Messenger over sound waves.

View the Project on GitHub frantonlin/Sonify

Transferring Bits with Sound

Video Explanation


Direct Link Here:

The Basic Idea

Our project goal is to transmit messages from one device to another using sound waves in the audible frequency range. Below, you can see a diagram of our system, which includes user input, conversion to binary, waveform encoding, and waveform decoding back into the original message (hopefully).

A Demo

Here is a demonstration of our software allowing a message to be transmitted from one device to another. The device on the right is encoding the message into the audible frequency and playing it through speakers, while the device on the left records the audio and analyzes it in the frequency domain to decode the message.


Encoding Data

In order to store data in a sound wave, we decided to create a simple two-tone wave where a first tone, 1500 Hz, represents a binary 0 and a second tone, 2000 Hz, represents a binary 1. This generated two-tone wave is then transmitted over the first device’s speakers.

Decoding Data

The decoding process begins with the second device streaming in audio and running a live fast fourier transform on the wave. This FFT allows us to analyze the wave in the frequency domain and see what frequency tones are most prevalent (typically either 1500 Hz or 2000 Hz).

We use the information that we gather from the FFT to determine where there are sharp changes in frequency either from 1500 Hz to 2000 Hz or from 2000 Hz to 1500 Hz. When one of these two frquency change events occurs, we mark the current time and append it to an array.

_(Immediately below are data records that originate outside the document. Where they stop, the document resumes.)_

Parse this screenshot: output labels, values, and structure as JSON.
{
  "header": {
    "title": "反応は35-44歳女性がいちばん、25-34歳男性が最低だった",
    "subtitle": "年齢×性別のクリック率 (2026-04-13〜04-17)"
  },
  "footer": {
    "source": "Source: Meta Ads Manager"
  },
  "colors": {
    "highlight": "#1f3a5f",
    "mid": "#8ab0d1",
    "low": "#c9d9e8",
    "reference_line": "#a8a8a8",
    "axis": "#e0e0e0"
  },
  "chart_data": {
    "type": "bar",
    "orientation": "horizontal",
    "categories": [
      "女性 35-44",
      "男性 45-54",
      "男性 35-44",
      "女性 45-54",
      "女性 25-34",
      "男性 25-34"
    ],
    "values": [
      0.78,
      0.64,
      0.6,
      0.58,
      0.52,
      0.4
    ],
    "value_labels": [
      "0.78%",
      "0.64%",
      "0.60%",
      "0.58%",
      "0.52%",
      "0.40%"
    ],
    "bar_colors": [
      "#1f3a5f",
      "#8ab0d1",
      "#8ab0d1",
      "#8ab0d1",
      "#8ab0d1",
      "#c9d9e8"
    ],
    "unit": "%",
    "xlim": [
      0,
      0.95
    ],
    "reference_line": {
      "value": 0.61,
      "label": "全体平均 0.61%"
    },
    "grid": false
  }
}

When can then use this array of saved times to calculate how long each series of 0s and 1s occurred for and decode the original binary sequence, which allows us to get back the original tramsitted message.

Accuracy Tradeoff

The image below is a representation of how we took the FFT across our audio signal. We chose the size of our FFT buffer to change the accuracy of frequency detection (larger FFT buffer decreases bin size) and the speed of FFT computation (smaller FFT buffer is faster). We had to optimize the buffer size to perform an FFT that computes accurately in the frequency domain and quickly in time.

Future Work

A more efficient implementation of this communication could use matched filtering or phase shift keying.

Matched Filtering

When receiving a signal with a known set of signal states, you can ignore noise that does not exist within one of these known states. The set of all known states of a signal is called the template. If an unknown signal is convolved with its conjugated time-reversed template, then the unknown signal will converge to the set of known signal states, effectively eliminating accumulated noise. The process of eliminating noise in this way is known as matched filtering. The image below depicts this process.

Image from Wikipedia

If we had implemented matched filtering in our project, then we would effectively be running a DFT with only two bins focused around 1500 Hz and 2000 Hz. This would significantly increase our frequency accuracy and computation speed, making this communication method more effective and accurate.

Phase Shift Keying (PSK)

Phase shift keying works similarly to what we implemented. However, only one frequency is used and the phase (rather than the frequency) of the wave specifies the bit. PSK is more efficient because it wastes less frequency space, as only one frequency is used. However, we would need to filter for the specific frequency before being able to determine phase. The image below depicts simple 180° phase shift keying.

Image from

Possibly some combination of matched filtering and phase shift keying would allow for a very robust and efficient system.